The Malt Whisky Co. Glenrothes 8 ans

64.2% alc./vol.
Refill Hogshead Oloroso, Cask #37602

André 87%
Gâteau aux fruits, raisins, dattes, figues, cerises noires, raisins mauves, chocolat noir, la pâte de fruits, cannelle. On aurait pu se laisser biaiser sur l’imposant taux d’alcool et cela aurait été une erreur magistrale. La bouche est mouth coating, presque sirupeuse et collante, les saveurs de fruits sont intenses et condensées, mais somme toute le whisky livre les mêmes saveurs que présentées au nez, grosse influence du fût de xérès mais tellement goulues que le taux d’alcool passe inaperçu. La finale est tannique, la pâte de fruits et les cerises noires, le gâteau aux fruits et le chocolat noir. Bien que le voyage sensoriel de ce whisky pourrait sembler monotone, l’expérience générale est très intéressante. Déjouer le taux d’alcool de façon si habile montre bien l’apport des saveurs du sherry cask. Timing parfait peut-être en cette journée de printemps hâtif, qui s’agrémente admirablement bien d’un morceau de chocolat amer. Faut assumer ses dépendances au chocolat…

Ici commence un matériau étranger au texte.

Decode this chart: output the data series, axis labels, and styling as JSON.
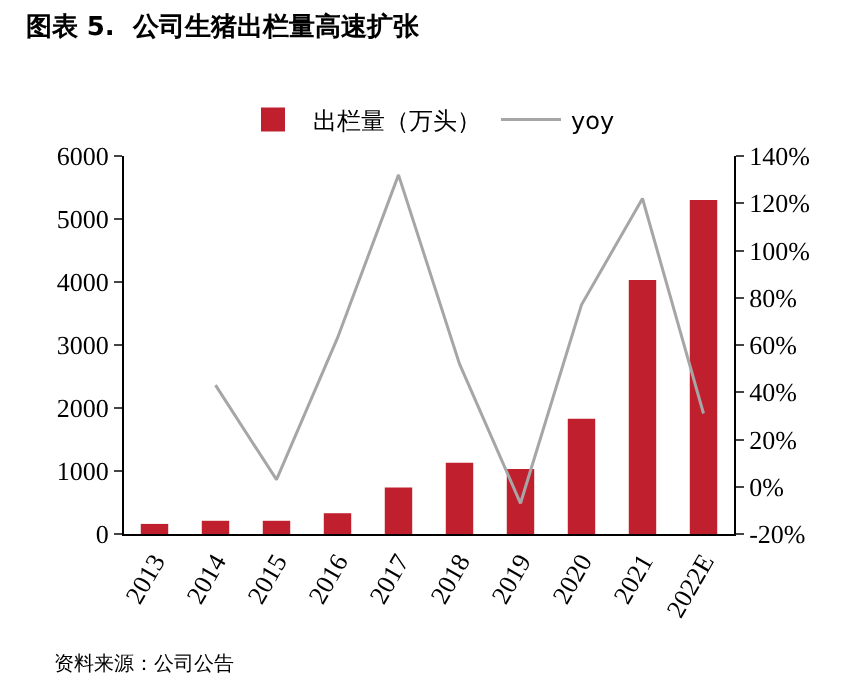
{
  "chart_data": {
    "type": "bar",
    "title": "图表 5.  公司生猪出栏量高速扩张",
    "categories": [
      "2013",
      "2014",
      "2015",
      "2016",
      "2017",
      "2018",
      "2019",
      "2020",
      "2021",
      "2022E"
    ],
    "series": [
      {
        "name": "出栏量（万头）",
        "color": "#c0202e",
        "values": [
          160,
          210,
          210,
          330,
          740,
          1130,
          1030,
          1830,
          4030,
          5300
        ]
      },
      {
        "name": "yoy",
        "type": "line",
        "axis": "y2",
        "color": "#a6a6a6",
        "values": [
          null,
          43,
          3,
          63,
          132,
          52,
          -7,
          77,
          122,
          31
        ]
      }
    ],
    "ylim": [
      0,
      6000
    ],
    "yticks": [
      0,
      1000,
      2000,
      3000,
      4000,
      5000,
      6000
    ],
    "y2lim": [
      -20,
      140
    ],
    "y2ticks": [
      {
        "value": -20,
        "label": "-20%"
      },
      {
        "value": 0,
        "label": "0%"
      },
      {
        "value": 20,
        "label": "20%"
      },
      {
        "value": 40,
        "label": "40%"
      },
      {
        "value": 60,
        "label": "60%"
      },
      {
        "value": 80,
        "label": "80%"
      },
      {
        "value": 100,
        "label": "100%"
      },
      {
        "value": 120,
        "label": "120%"
      },
      {
        "value": 140,
        "label": "140%"
      }
    ],
    "grid": false,
    "legend": "top",
    "annotations": [
      "资料来源：公司公告"
    ]
  }
}
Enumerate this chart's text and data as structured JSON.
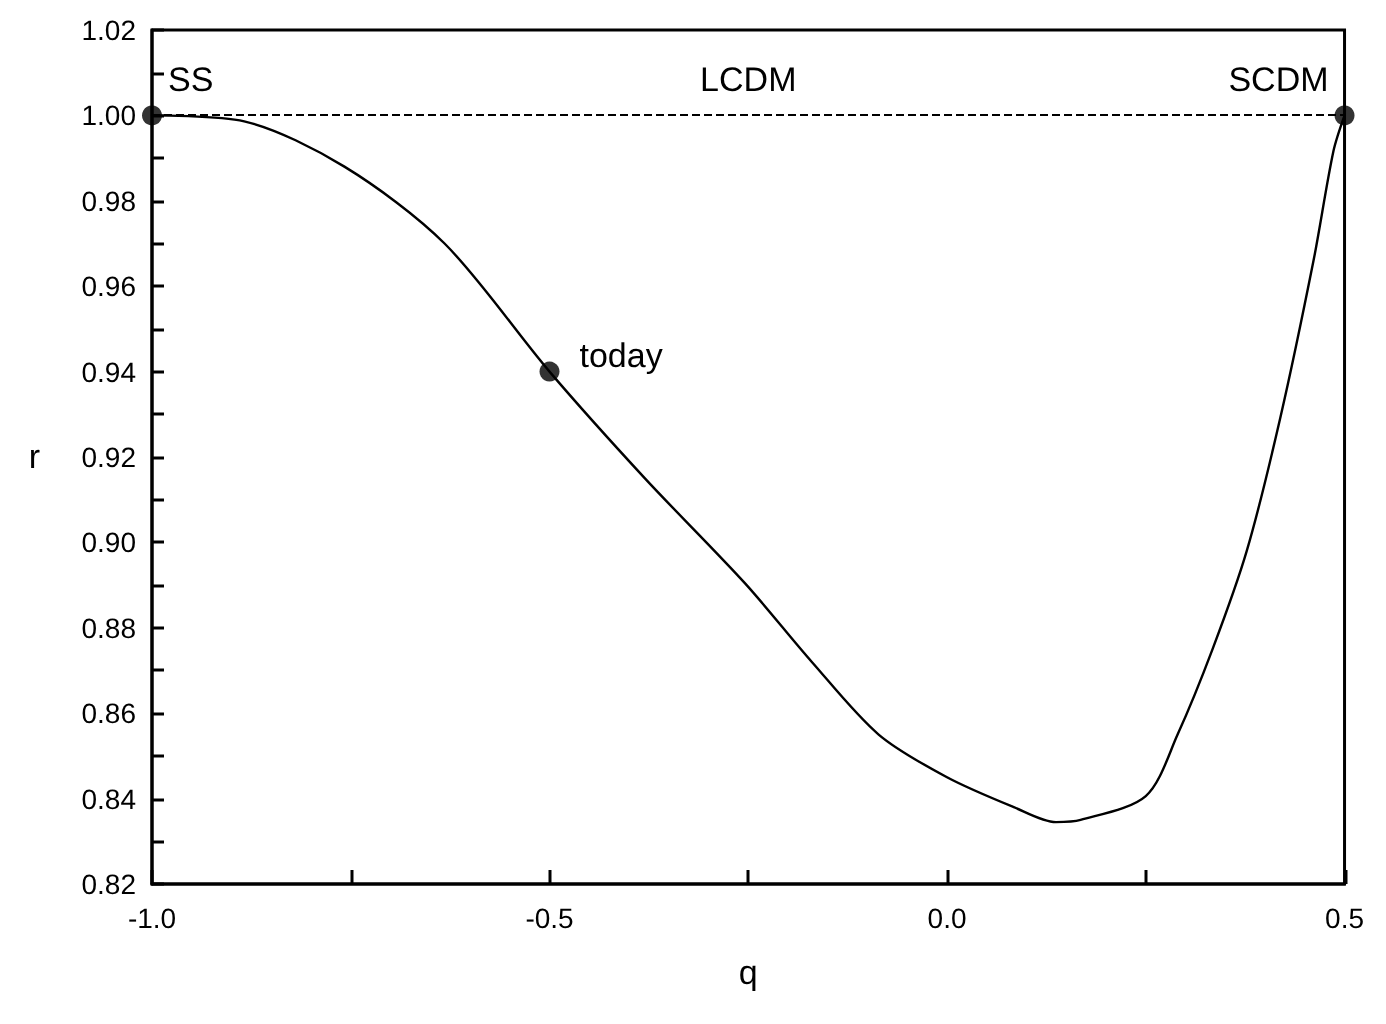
{
  "chart_data": {
    "type": "line",
    "xlabel": "q",
    "ylabel": "r",
    "xlim": [
      -1.0,
      0.5
    ],
    "ylim": [
      0.82,
      1.02
    ],
    "xticks": [
      {
        "value": -1,
        "label": "-1.0"
      },
      {
        "value": -0.75,
        "label": null
      },
      {
        "value": -0.5,
        "label": "-0.5"
      },
      {
        "value": -0.25,
        "label": null
      },
      {
        "value": 0,
        "label": "0.0"
      },
      {
        "value": 0.25,
        "label": null
      },
      {
        "value": 0.5,
        "label": "0.5"
      }
    ],
    "yticks": [
      0.82,
      {
        "value": 0.83,
        "label": null
      },
      0.84,
      {
        "value": 0.85,
        "label": null
      },
      0.86,
      {
        "value": 0.87,
        "label": null
      },
      0.88,
      {
        "value": 0.89,
        "label": null
      },
      {
        "value": 0.9,
        "label": "0.90"
      },
      {
        "value": 0.91,
        "label": null
      },
      0.92,
      {
        "value": 0.93,
        "label": null
      },
      0.94,
      {
        "value": 0.95,
        "label": null
      },
      0.96,
      {
        "value": 0.97,
        "label": null
      },
      0.98,
      {
        "value": 0.99,
        "label": null
      },
      {
        "value": 1.0,
        "label": "1.00"
      },
      {
        "value": 1.01,
        "label": null
      },
      {
        "value": 1.02,
        "label": "1.02"
      }
    ],
    "series": [
      {
        "color": "#000000",
        "marker": "none",
        "line_style": "solid",
        "x": [
          -1,
          -0.884,
          -0.758,
          -0.632,
          -0.5,
          -0.38,
          -0.254,
          -0.17,
          -0.086,
          0,
          0.084,
          0.137,
          0.168,
          0.25,
          0.29,
          0.334,
          0.377,
          0.419,
          0.461,
          0.486,
          0.5
        ],
        "values": [
          1.0,
          0.9986,
          0.988,
          0.97,
          0.94,
          0.915,
          0.8904,
          0.872,
          0.855,
          0.845,
          0.838,
          0.8345,
          0.835,
          0.8406,
          0.855,
          0.875,
          0.898,
          0.929,
          0.966,
          0.9916,
          1.0
        ]
      },
      {
        "type": "scatter",
        "color": "#000000",
        "marker": "circle",
        "x": [
          -1,
          -0.5,
          0.5
        ],
        "values": [
          1.0,
          0.94,
          1.0
        ]
      }
    ],
    "ref_lines": [
      {
        "axis": "y",
        "value": 1.0,
        "color": "#000000",
        "line_style": "dashed"
      }
    ],
    "annotations": [
      {
        "text": "SS",
        "x": -1,
        "y": 1.0
      },
      {
        "text": "LCDM",
        "x": -0.25,
        "y": 1.0
      },
      {
        "text": "SCDM",
        "x": 0.5,
        "y": 1.0
      },
      {
        "text": "today",
        "x": -0.5,
        "y": 0.94
      }
    ]
  }
}
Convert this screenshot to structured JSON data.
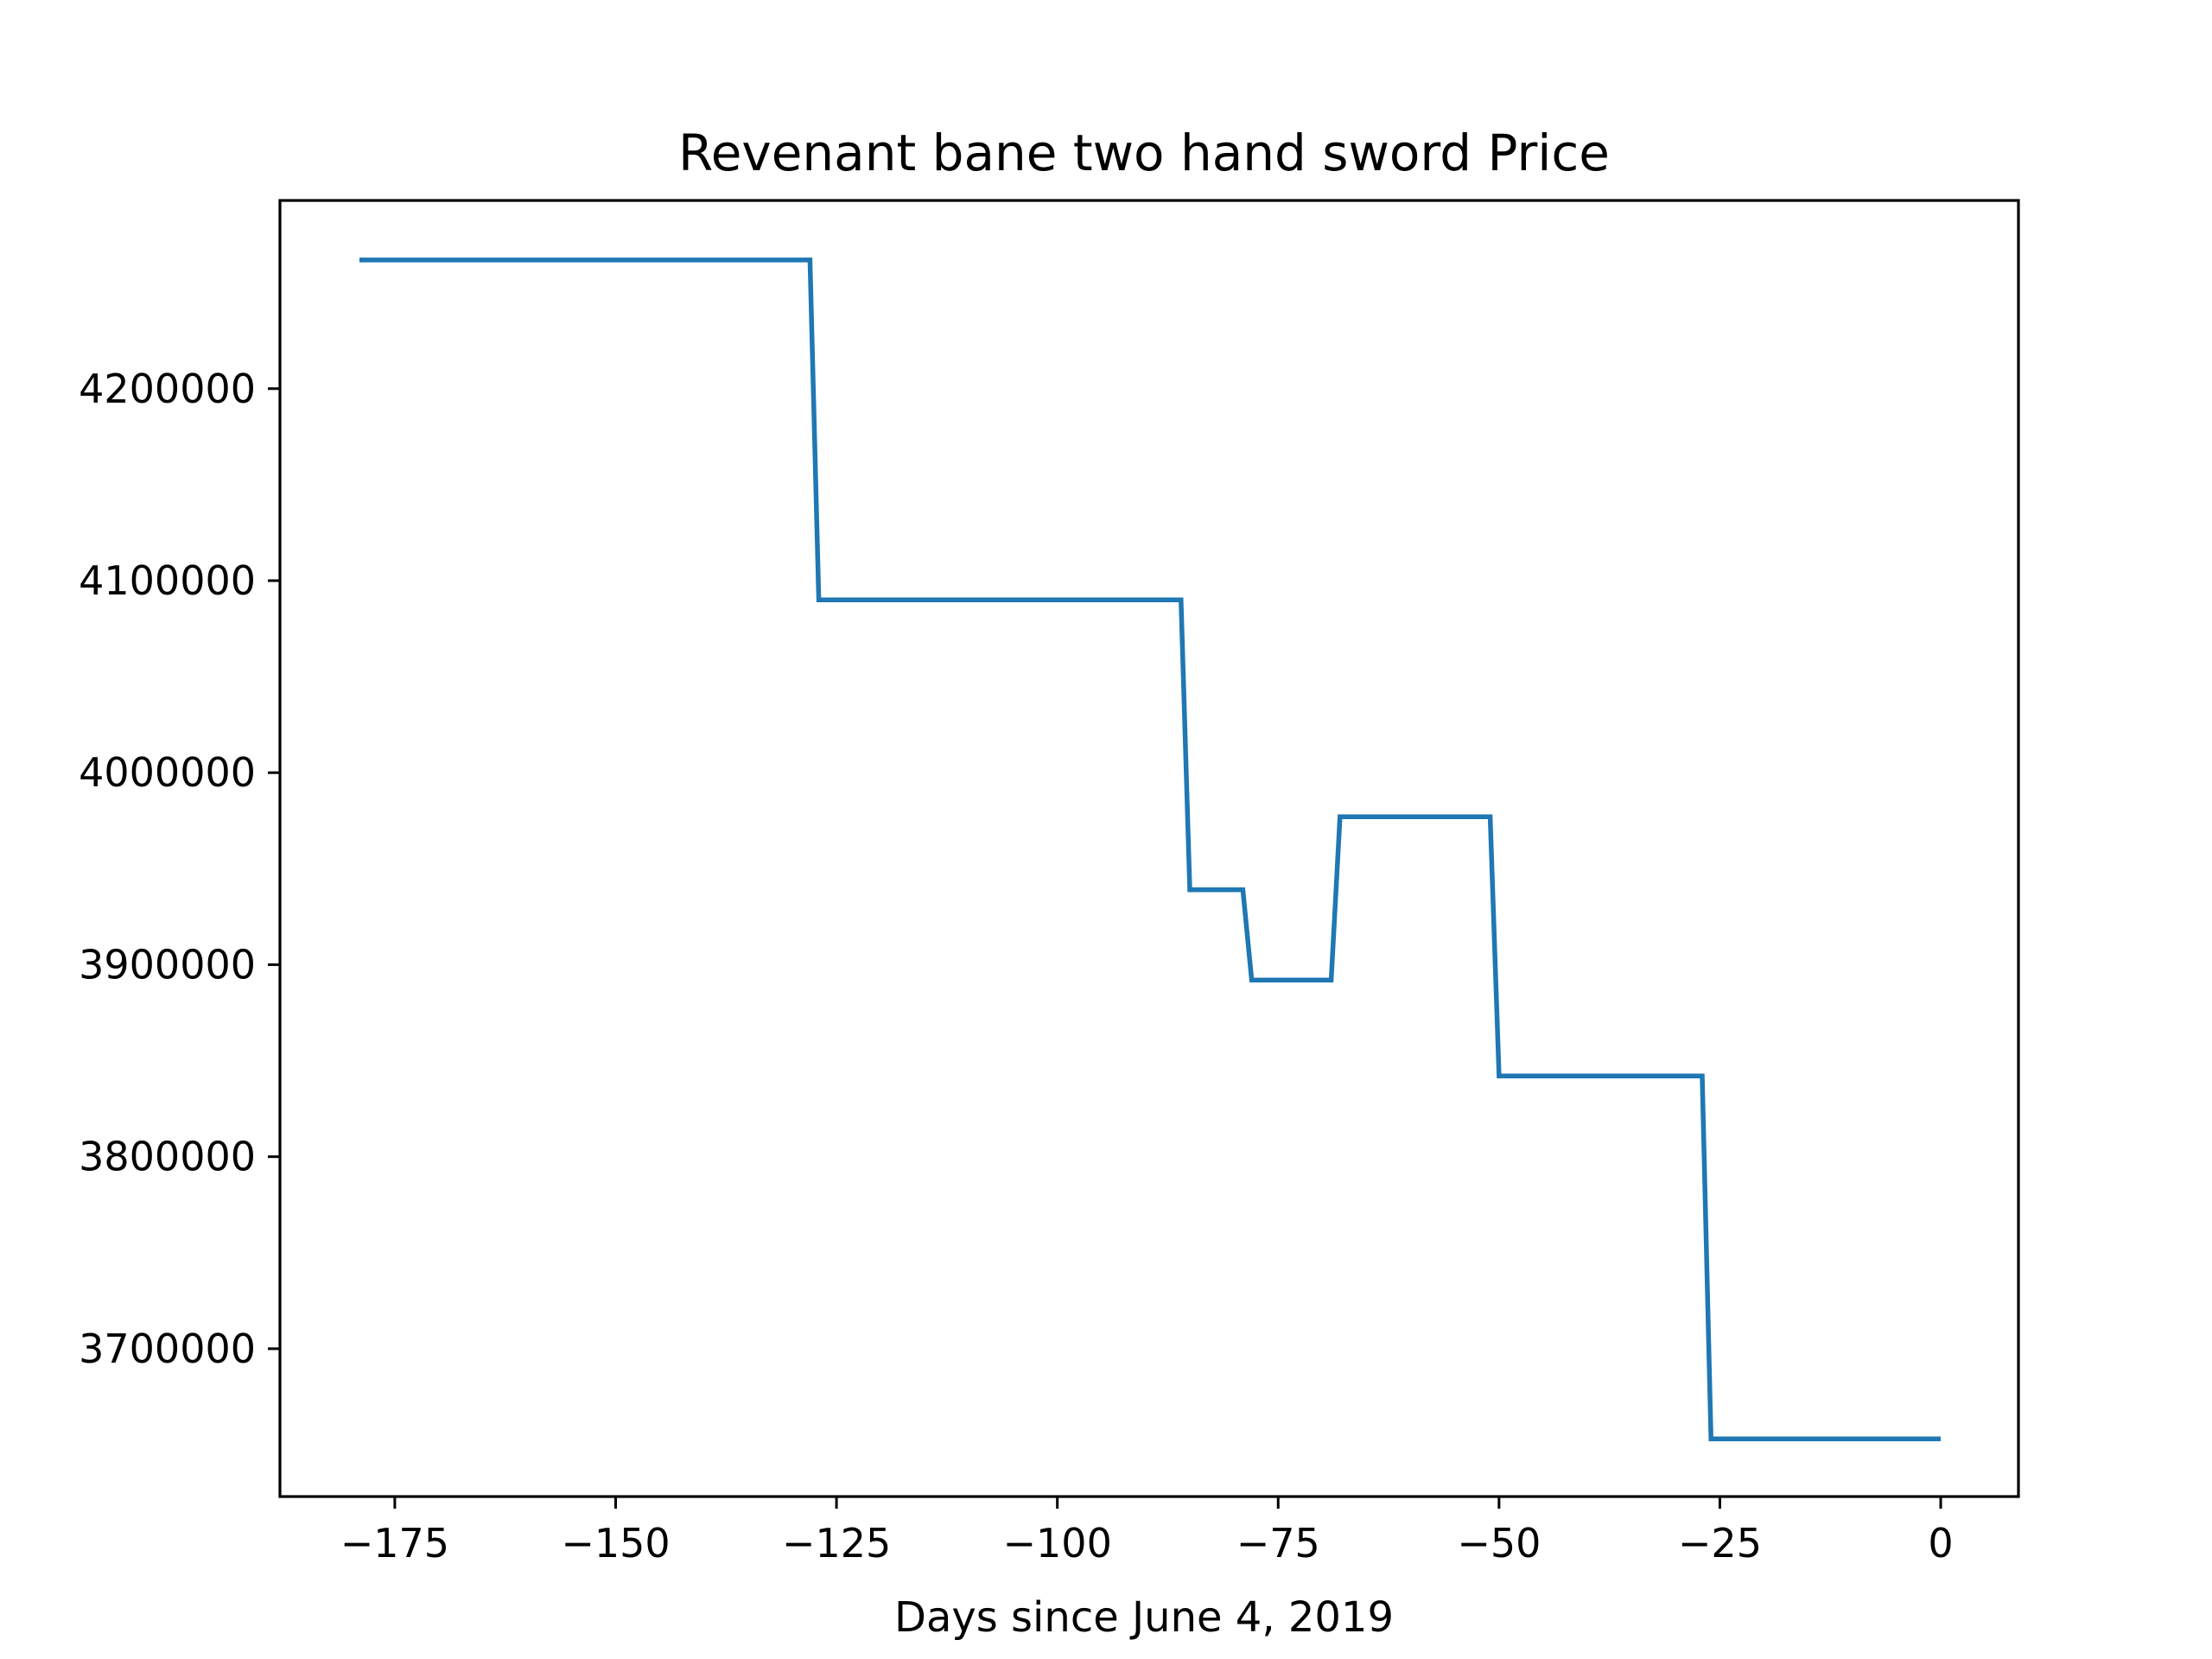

Kings County Bourbon Whiskey – Batch 131

45% alc./vol.
Batch #131 – Vieilli au moins un an. Le Bourbon est fabriqué à partir de maïs biologique de l’État de New York et de l’orge maltée du R.-U., et est distillé deux fois dans des alambics en cuivre et vieilli dans de nouveaux fûts de chêne carbonisés.

André 84%
Du bonbon au nez… Fruits rouges et réglisse rouge, caramel et toffee, rye, bois de chêne brûlé, pelures de pommes, raisins secs, cerises, chocolat noir. J’adore la texture en bouche, huileuse – ce qui est plutôt rare pour un bourbon – sensation un peu tannique et terreuse, rye bien épicé, onctuosité des céréales sucrées, réglisse rouge et cerises, charcoal, explosion de cannelle et d’épices en finale de bouche, longue finale épicée et légère brûlure d’alcool. Manque d’équilibre, un peu fougueux et imprévisible de par sa jeunesse… mais un talent en devenir.

Patrick 83%
Un beau bourbon classique, mais un peu jeune. Nez : Appétissant parfum très fruité, avec un peu de vanille et du bois brûlé. Bref, du bourbon juteux! Bouche : L’arrivée en bouche est dominée par le bois brûlé et une tonne d’épices et de beaux petits fruits. Finale : D’une belle longueur et juteuse, marquée par le bois brûlé.